Mme Frédéric : veuve maigre et laide, elle est seconde au rayon confection. Plutôt en retrait, c'est avec retard qu'elle entre dans le clan destiné à exclure Denise. Elle démissionne brusquement de son poste sans qu'on en sache la raison.
Clara Prunaire : elle incarne la débauche et le mépris, travaille peu au Bonheur des Dames et compte davantage sur ses charmes pour survivre. Elle devient un temps l'amante de Mouret. Elle voue dès le départ une haine tenace à Denise, ne se croyant pas du même monde que la pauvre provinciale. Plus le succès de Denise devient évident, plus sa haine et sa rancune augmentent. Elle va jusqu'à séduire le promis de Geneviève, dans le seul but de contrarier Denise. À la fin du roman, elle disparaît sans qu'on sache si elle a trouvé un grand protecteur ou bien est tombée dans la débauche de la rue.
Marguerite Vadon : fille-mère envoyée au Bonheur des Dames pour expier sa faute. Elle attend de pouvoir retourner en province dans le commerce de son père et épouser son cousin. On ne lui connaît pas de vie dissolue. Alliée à Clara quand il s'agit d'exclure Denise, elle abandonne son ancienne amie et se range, plus par flagornerie que par sincérité, parmi la cour de Denise quand celle-ci devient seconde. À la fin du roman, elle s'apprête à retourner chez son père.

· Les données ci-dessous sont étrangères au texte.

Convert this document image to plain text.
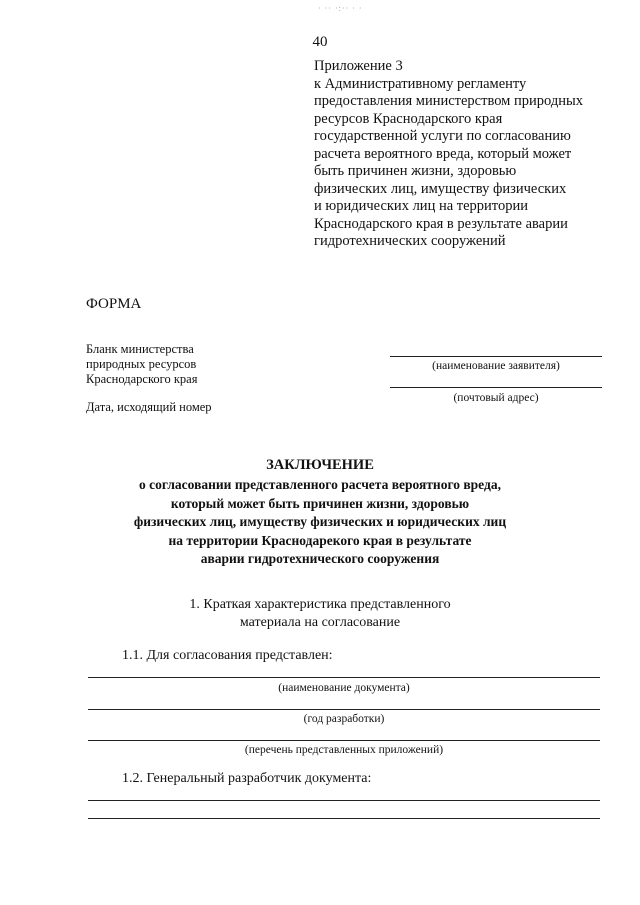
· ·· ·:·· · ·
40
Приложение 3
к Административному регламенту
предоставления министерством природных
ресурсов Краснодарского края
государственной услуги по согласованию
расчета вероятного вреда, который может
быть причинен жизни, здоровью
физических лиц, имуществу физических
и юридических лиц на территории
Краснодарского края в результате аварии
гидротехнических сооружений
ФОРМА
Бланк министерства
природных ресурсов
Краснодарского края
Дата, исходящий номер
(наименование заявителя)
(почтовый адрес)
ЗАКЛЮЧЕНИЕ
о согласовании представленного расчета вероятного вреда,
который может быть причинен жизни, здоровью
физических лиц, имуществу физических и юридических лиц
на территории Краснодарекого края в результате
аварии гидротехнического сооружения
1. Краткая характеристика представленного
материала на согласование
1.1. Для согласования представлен:
(наименование документа)
(год разработки)
(перечень представленных приложений)
1.2. Генеральный разработчик документа:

Pauline Cugnot : la seule véritable amie de Denise au Bonheur des Dames, bonne fille, compatissante, du rayon des lingeries, elle vit avec naturel la débauche inhérente à sa classe et confie qu'elle en est à son troisième amant. Peu à peu, Zola la fait évoluer et entrer progressivement dans la petite bourgeoisie ; elle épouse le commis Baugé et devient mère de famille.
Mlle Fontenailles : jeune fille pauvre d'une vieille noblesse du Poitou, protégée de Mme Desforges. Mouret l'engage par charité, comme il a embauché quelques éléments de la vieille noblesse ruinée. Elle épouse le garçon de magasin Joseph, frère de lait d'Albert Lhomme. Ce mariage illustre le mélange social que génère cette nouvelle classe de travailleurs.
Au cours du roman, notamment sous l'influence de Denise, leurs conditions de vie s'améliorent (logement, médecins, bains) et le niveau culturel augmente (cours du soir, bibliothèque, musique)[70]. Zola les fait ainsi passer du statut de petites employées proches du trottoir à celui de la petite bourgeoisie plus élégante et cultivée[71].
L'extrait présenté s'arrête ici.